Monday's worry du jour was the protests in Hong Kong, in which students and others were seeking democratic elections in defiance of a ruling from Beijing. There was also a sharp selloff in stocks in Brazil, where it appeared President Dilma Rousseff was winning re-election. Challenger Marina Silva is favored by financial markets, on the prospect that she might institute reforms that would result in economic growth.

"We seem to be fading into the end of the second quarter. We'll see what tomorrow brings," said Stone. "Maybe it's just as much that we got a little ahead of ourselves. You can point to different reasons for why it's selling off. It seems to be worries about the global economy. The U.S., you could argue is losing some momentum from the second quarter, but it's still running at about 3 percent."

Read MoreWhy Hong Kong unrest scares markets

But many strategists do say the heightened volatility is a direct result of the winding down of Fed stimulus. The Fed ends quantitative easing this fall and is expected to move toward raising interest rates sometime next year. That has made the market even more sensitive to the idea that global growth may not be that strong, and Stone said his biggest worry is the weakness in Europe.

He expects stocks to gain another several percent in the final quarter, with the S&P 500 already up 7 percent year-to-date. But he does expect the market to remain hypersensitive to geopolitical risks. He expects cylicals to lead the market higher, with his favorite sectors technology and industrials.
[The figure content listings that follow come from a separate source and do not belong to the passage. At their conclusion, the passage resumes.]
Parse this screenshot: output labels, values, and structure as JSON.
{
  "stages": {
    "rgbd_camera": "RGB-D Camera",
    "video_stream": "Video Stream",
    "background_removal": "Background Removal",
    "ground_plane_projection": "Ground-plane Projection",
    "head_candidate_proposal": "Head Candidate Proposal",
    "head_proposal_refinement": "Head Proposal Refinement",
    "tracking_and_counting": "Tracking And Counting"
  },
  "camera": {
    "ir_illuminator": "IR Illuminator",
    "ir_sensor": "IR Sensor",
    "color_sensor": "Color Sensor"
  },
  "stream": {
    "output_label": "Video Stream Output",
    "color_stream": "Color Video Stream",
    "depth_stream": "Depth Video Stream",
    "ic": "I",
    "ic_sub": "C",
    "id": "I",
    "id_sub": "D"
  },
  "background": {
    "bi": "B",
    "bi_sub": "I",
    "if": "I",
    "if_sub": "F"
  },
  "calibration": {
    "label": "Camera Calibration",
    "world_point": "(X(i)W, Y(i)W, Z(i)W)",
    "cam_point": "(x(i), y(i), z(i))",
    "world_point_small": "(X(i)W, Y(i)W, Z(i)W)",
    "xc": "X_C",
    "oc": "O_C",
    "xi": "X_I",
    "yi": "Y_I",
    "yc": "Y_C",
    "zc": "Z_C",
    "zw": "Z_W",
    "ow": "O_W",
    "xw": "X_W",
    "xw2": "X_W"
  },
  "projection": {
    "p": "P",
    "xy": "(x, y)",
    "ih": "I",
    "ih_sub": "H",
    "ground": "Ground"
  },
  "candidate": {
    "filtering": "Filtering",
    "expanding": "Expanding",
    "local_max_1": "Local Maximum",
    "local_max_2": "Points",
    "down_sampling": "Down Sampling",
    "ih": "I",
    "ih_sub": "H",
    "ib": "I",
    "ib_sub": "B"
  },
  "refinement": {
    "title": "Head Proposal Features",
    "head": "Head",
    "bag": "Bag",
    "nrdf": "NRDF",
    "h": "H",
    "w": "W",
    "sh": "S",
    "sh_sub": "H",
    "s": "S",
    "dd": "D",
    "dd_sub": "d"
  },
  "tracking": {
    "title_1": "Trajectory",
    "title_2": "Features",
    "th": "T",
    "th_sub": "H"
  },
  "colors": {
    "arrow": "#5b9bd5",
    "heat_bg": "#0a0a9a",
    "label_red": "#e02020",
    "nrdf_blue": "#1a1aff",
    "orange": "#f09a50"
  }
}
Data on Tuesday include S&P/Case-Shiller home prices at 9 a.m. ET; Chicago PMI at 9:45 a.m. and consumer confidence at 10 a.m. Walgreen reports earnings before the bell.

Read MoreWatch Art Cashin: Lot of background nervousness

As stocks sold off Monday, the volatility also filtered through to the bond market, which saw a flight to quality trade drive yields lower. The 10-year yield was at 2.48 percent in late trading, as traders focused on falling equities and geopolitical uncertainty.

"One reason it could be volatile is we've had such a lack of volatility. if you believe in reversion to the mean, we have to go up," and with the Fed ending easing, "there's that much more uncertainty," said Sam Stovall, chief equity strategist at S&P Capital IQ.

History is on the side of stock market outperformance in the fourth quarter. "It's the beginning of the November through April period. The 'sell in May' goes the other way. We are entering the best six months period, where the average gain since World War II has been 15.3 percent and the frequency of advance is 94 percent," Stovall said.

The S&P 500 was up just under one percent for the third quarter to date, as of Monday afternoon. "There have only been three times when we had a gain of 2 percent or less…everything has been 2 percent or higher—or negative territory," he said. In the 20 percent of the time since 1946 that the S&P was just slightly negative or as much as 3 percent higher, the S&P has gained 3.8 percent in the fourth quarter and was higher 13 of 14 times.

Another bit of history: In the years when there has been a mid-term election, the S&P gains an average 2.5 percent in the fourth quarter since 1946, Stovall said.

Read MoreEconomics plays large role in Hong Kong protests

Bespoke looked at the S&P's performance back to 1928 and found that in years when it is positive by as much as 10 percent in the first three quarters, the S&P has gained an average 5.6 in the fourth quarter with a positive performance 87 percent of the time.